If you had mortgage debt forgiven in the last year by your lender, check the mail. Your lender should be sending you a 1099-C form in the mail right about now. The 1099-C lists the amount of debt your lender wrote off.
Hard as it seems to believe, struggling homeowners have had it easy for the last seven years in at least one way: The Mortgage Debt Forgiveness Relief Act gave anyone who got foreclosed on or short-sold their home a substantial tax break. Prior to 2007, the IRS considered forgiven debt as ordinary income to the debtor. The benefit of tax forgiveness was considered to be substantially the same as a cash benefit, and therefore the debtor was charged income tax on the amount of tax forgiven.
Congress passed The Mortgage Debt Forgiveness Relief Act in December of 2007, just as the Great Crash was getting going in earnest. It was a politically popular law, and naturally popular sentiment was with overextended borrowers at that time, rather than the bankers who were actually losing money!
Eligibility
Debt eligible for the exclusion was any debt used to purchase or upgrade a personal residence, secured by an interest in the residence itself. Investment property does not qualify. However, debt acquired to refinance a personal residence qualifies.
Originally, the law was set to expire at the end of 2009. But it was so popular that Congress extended it twice, before the law finally ran out of steam at the end of 2013.
At the time, honestly, Congress had little choice but to extend it. With so many out of work, and so many people losing their homes precisely because their incomes had taken a hit, with one or both spouses laid off or experiencing a substantial reduction in compensation, any income tax on substantial forgiven mortgage debt would have been uncollectible anyway.
The law expired on Dec. 31, 2013. Once again, the IRS will charge homeowners who experience the benefit of a forgiveness of all or part of their mortgage balance with income tax on the amount forgiven, except in cases of insolvency or bankruptcy.
Here’s how it works:
Generally, the IRS treats debt forgiven as equivalent to income. For example, if a borrower got in credit card trouble, and negotiated a settlement in full on his credit card debt with the issuing banks, he would also be charged income tax on any amount the balance was greater than the settlement amount.
Under the Mortgage Debt Forgiveness Relief Act, however, the tax on any amount forgiven to a homeowner was not taxed at all. The banks took the write-off, but there was never any compensatory benefit to the U.S. Treasury in terms of tax paid by the borrower.
The amount eligible for forgiveness under the MDFRA was substantial: up to $2 million for married couples ($1 million for married individuals filing separately).
In the meantime, those credit card borrowers did not enjoy the tax benefit of deductible interest payments like homeowners did, and are generally less affluent than those who were able to buy homes.

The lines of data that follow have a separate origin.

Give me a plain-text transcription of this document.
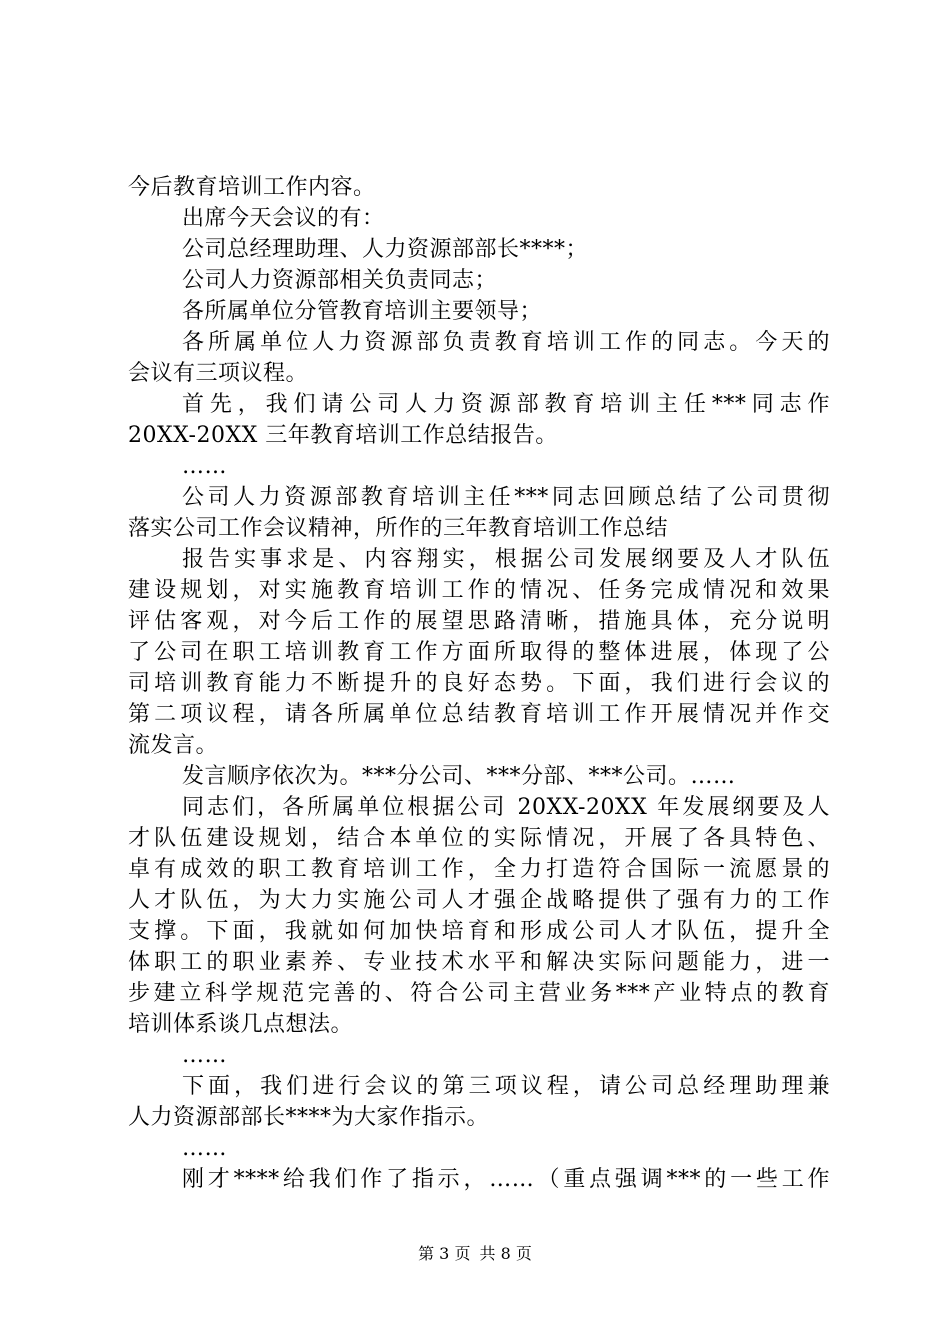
今后教育培训工作内容。
出席今天会议的有：
公司总经理助理、人力资源部部长****；
公司人力资源部相关负责同志；
各所属单位分管教育培训主要领导；
各所属单位人力资源部负责教育培训工作的同志。今天的
会议有三项议程。
首先，我们请公司人力资源部教育培训主任***同志作
20XX-20XX 三年教育培训工作总结报告。
……
公司人力资源部教育培训主任***同志回顾总结了公司贯彻
落实公司工作会议精神，所作的三年教育培训工作总结
报告实事求是、内容翔实，根据公司发展纲要及人才队伍
建设规划，对实施教育培训工作的情况、任务完成情况和效果
评估客观，对今后工作的展望思路清晰，措施具体，充分说明
了公司在职工培训教育工作方面所取得的整体进展，体现了公
司培训教育能力不断提升的良好态势。下面，我们进行会议的
第二项议程，请各所属单位总结教育培训工作开展情况并作交
流发言。
发言顺序依次为。***分公司、***分部、***公司。……
同志们，各所属单位根据公司 20XX-20XX 年发展纲要及人
才队伍建设规划，结合本单位的实际情况，开展了各具特色、
卓有成效的职工教育培训工作，全力打造符合国际一流愿景的
人才队伍，为大力实施公司人才强企战略提供了强有力的工作
支撑。下面，我就如何加快培育和形成公司人才队伍，提升全
体职工的职业素养、专业技术水平和解决实际问题能力，进一
步建立科学规范完善的、符合公司主营业务***产业特点的教育
培训体系谈几点想法。
……
下面，我们进行会议的第三项议程，请公司总经理助理兼
人力资源部部长****为大家作指示。
……
刚才****给我们作了指示，……（重点强调***的一些工作
第 3 页 共 8 页
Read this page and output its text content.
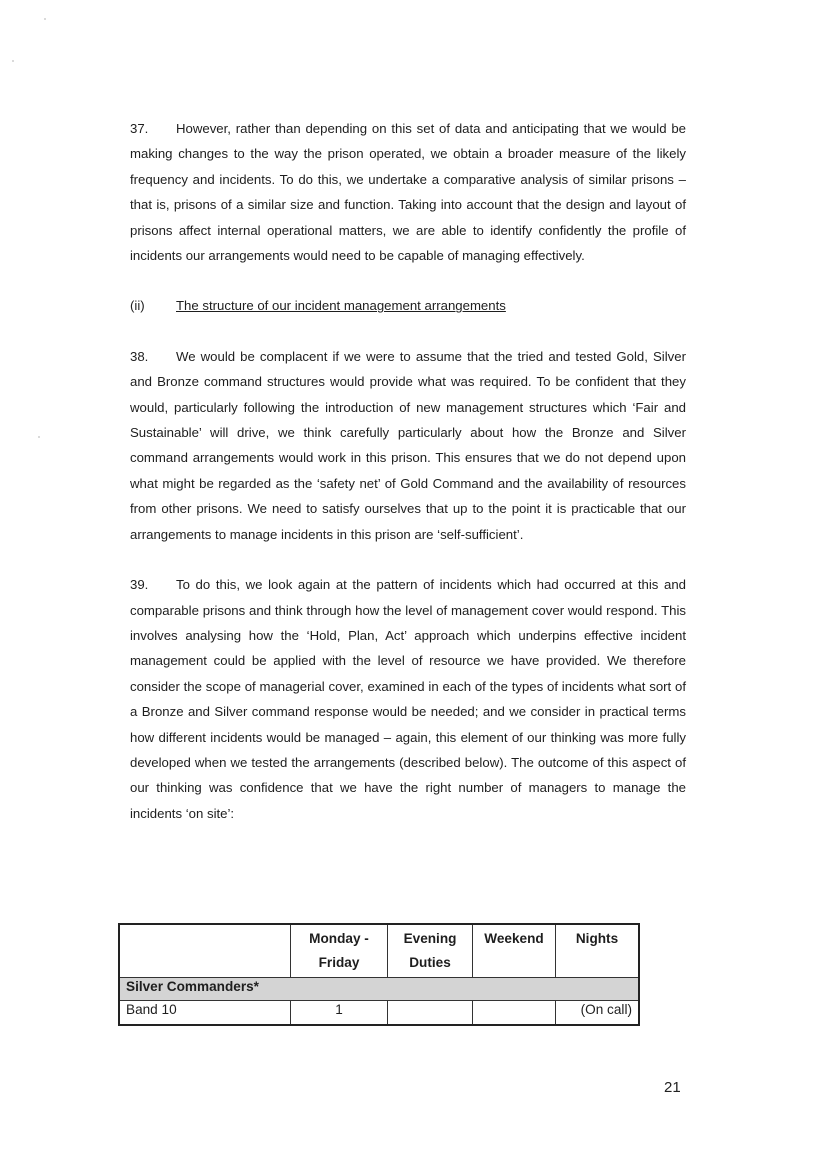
37. However, rather than depending on this set of data and anticipating that we would be making changes to the way the prison operated, we obtain a broader measure of the likely frequency and incidents. To do this, we undertake a comparative analysis of similar prisons – that is, prisons of a similar size and function. Taking into account that the design and layout of prisons affect internal operational matters, we are able to identify confidently the profile of incidents our arrangements would need to be capable of managing effectively.

(ii) The structure of our incident management arrangements

38. We would be complacent if we were to assume that the tried and tested Gold, Silver and Bronze command structures would provide what was required. To be confident that they would, particularly following the introduction of new management structures which ‘Fair and Sustainable’ will drive, we think carefully particularly about how the Bronze and Silver command arrangements would work in this prison. This ensures that we do not depend upon what might be regarded as the ‘safety net’ of Gold Command and the availability of resources from other prisons. We need to satisfy ourselves that up to the point it is practicable that our arrangements to manage incidents in this prison are ‘self-sufficient’.

39. To do this, we look again at the pattern of incidents which had occurred at this and comparable prisons and think through how the level of management cover would respond. This involves analysing how the ‘Hold, Plan, Act’ approach which underpins effective incident management could be applied with the level of resource we have provided. We therefore consider the scope of managerial cover, examined in each of the types of incidents what sort of a Bronze and Silver command response would be needed; and we consider in practical terms how different incidents would be managed – again, this element of our thinking was more fully developed when we tested the arrangements (described below). The outcome of this aspect of our thinking was confidence that we have the right number of managers to manage the incidents ‘on site’:

	Monday - Friday	Evening Duties	Weekend	Nights
Silver Commanders*				
Band 10	1			(On call)
21
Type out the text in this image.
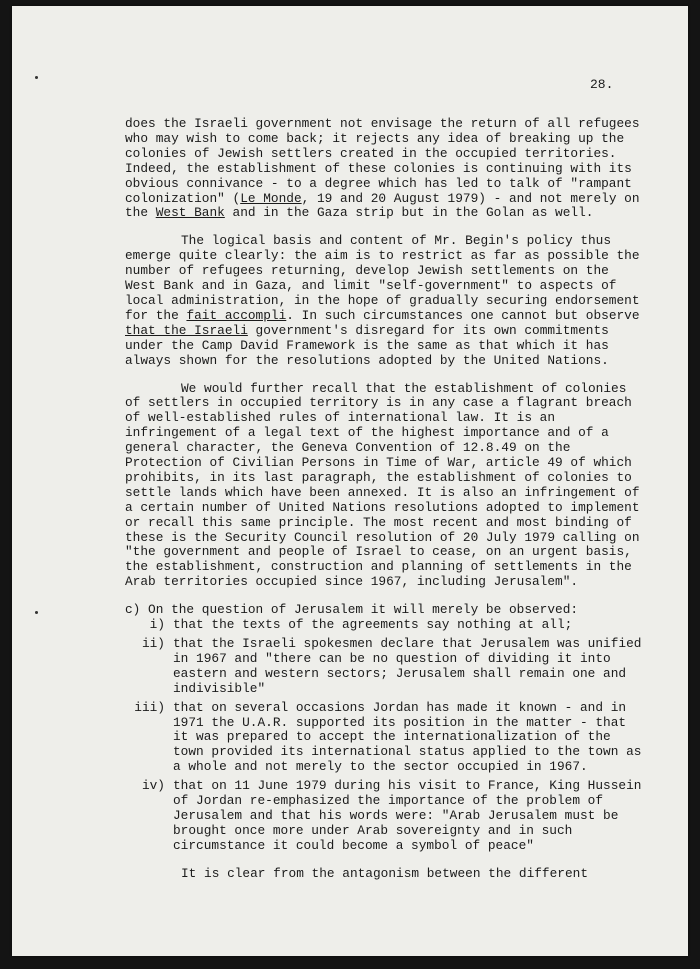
28.

does the Israeli government not envisage the return of all refugees who may wish to come back; it rejects any idea of breaking up the colonies of Jewish settlers created in the occupied territories. Indeed, the establishment of these colonies is continuing with its obvious connivance - to a degree which has led to talk of "rampant colonization" (Le Monde, 19 and 20 August 1979) - and not merely on the West Bank and in the Gaza strip but in the Golan as well.

The logical basis and content of Mr. Begin's policy thus emerge quite clearly: the aim is to restrict as far as possible the number of refugees returning, develop Jewish settlements on the West Bank and in Gaza, and limit "self-government" to aspects of local administration, in the hope of gradually securing endorsement for the fait accompli. In such circumstances one cannot but observe that the Israeli government's disregard for its own commitments under the Camp David Framework is the same as that which it has always shown for the resolutions adopted by the United Nations.

We would further recall that the establishment of colonies of settlers in occupied territory is in any case a flagrant breach of well-established rules of international law. It is an infringement of a legal text of the highest importance and of a general character, the Geneva Convention of 12.8.49 on the Protection of Civilian Persons in Time of War, article 49 of which prohibits, in its last paragraph, the establishment of colonies to settle lands which have been annexed. It is also an infringement of a certain number of United Nations resolutions adopted to implement or recall this same principle. The most recent and most binding of these is the Security Council resolution of 20 July 1979 calling on "the government and people of Israel to cease, on an urgent basis, the establishment, construction and planning of settlements in the Arab territories occupied since 1967, including Jerusalem".

c) On the question of Jerusalem it will merely be observed:

i) that the texts of the agreements say nothing at all;
ii) that the Israeli spokesmen declare that Jerusalem was unified in 1967 and "there can be no question of dividing it into eastern and western sectors; Jerusalem shall remain one and indivisible"
iii) that on several occasions Jordan has made it known - and in 1971 the U.A.R. supported its position in the matter - that it was prepared to accept the internationalization of the town provided its international status applied to the town as a whole and not merely to the sector occupied in 1967.
iv) that on 11 June 1979 during his visit to France, King Hussein of Jordan re-emphasized the importance of the problem of Jerusalem and that his words were: "Arab Jerusalem must be brought once more under Arab sovereignty and in such circumstance it could become a symbol of peace"

It is clear from the antagonism between the different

The result was a regressive subsidy of mortgage debt, with poorer borrowers in essence helping subsidize borrowing for wealthier individuals. If you had any doubt about whether homeowners and the real estate industry have some political clout in Washington, this should cure you of it.
On the other hand, a substantial tax bill that comes with a short sale on a home has a pernicious secondary effect: a severe crimping of labor mobility – a vital ingredient in economic freedom and an important part of maximizing the productivity and value of a worker’s efforts.
If a machinist in Detroit gets laid off by General Motors, while at the same time the value of his home in Detroit is gutted by, well, the fact that it’s in Detroit, he could well get a job offer from the Toyota factory in Tennessee. There’s a shortage of skilled machinists local to Tennessee. But the Detroit area has a huge surplus of machinists. If the Michigan worker can’t sell an upside-down home, or can’t manage the tax bill, then the problem begins to spill over into the public policy arena.
Despite the recent recovery in the housing market, those labor imbalances have not gone away. There are still powerful reasons why this particular tax break should be extended, despite the unfair subsidy objection.
Legislative Outlook
At the moment, there are at least two bills percolating in the House of Representatives that would extend the tax help:
H.R. 2788, sponsored by Joseph Heck (R – NV)
H.R. 2994, sponsored by Tom Reed II (R – NY)
Both bills are sponsored by Republicans, but support for this tax relief is bipartisan. The law was originally passed by a Democratic House of Representatives. Reed’s bill, the more likely candidate, actually has more Democrat sponsors (38) than Republican sponsors (32). (Heck’s bill has four Democrat cosponsors, plus Heck.)
At the moment, however, both bills are languishing in committee – and it doesn’t look like they’ll be moving forward anytime soon.
It’s looking more like 2013 was the year to get your principal cramdown or short sale done. If you are lucky enough to have mortgage debt forgiven in 2014, you may still get caught with a nasty tax bill – and one that has to be paid by April 15, 2015, plus allowable extensions, rather than one that you can spread out over many years while waiting for property to appreciate.
This could, in turn, mean that homeowners may be much less willing to engage in a short sale – which could put a crimp on the short-sale market going forward – especially as awareness of the tax issues surrounding these transactions grows.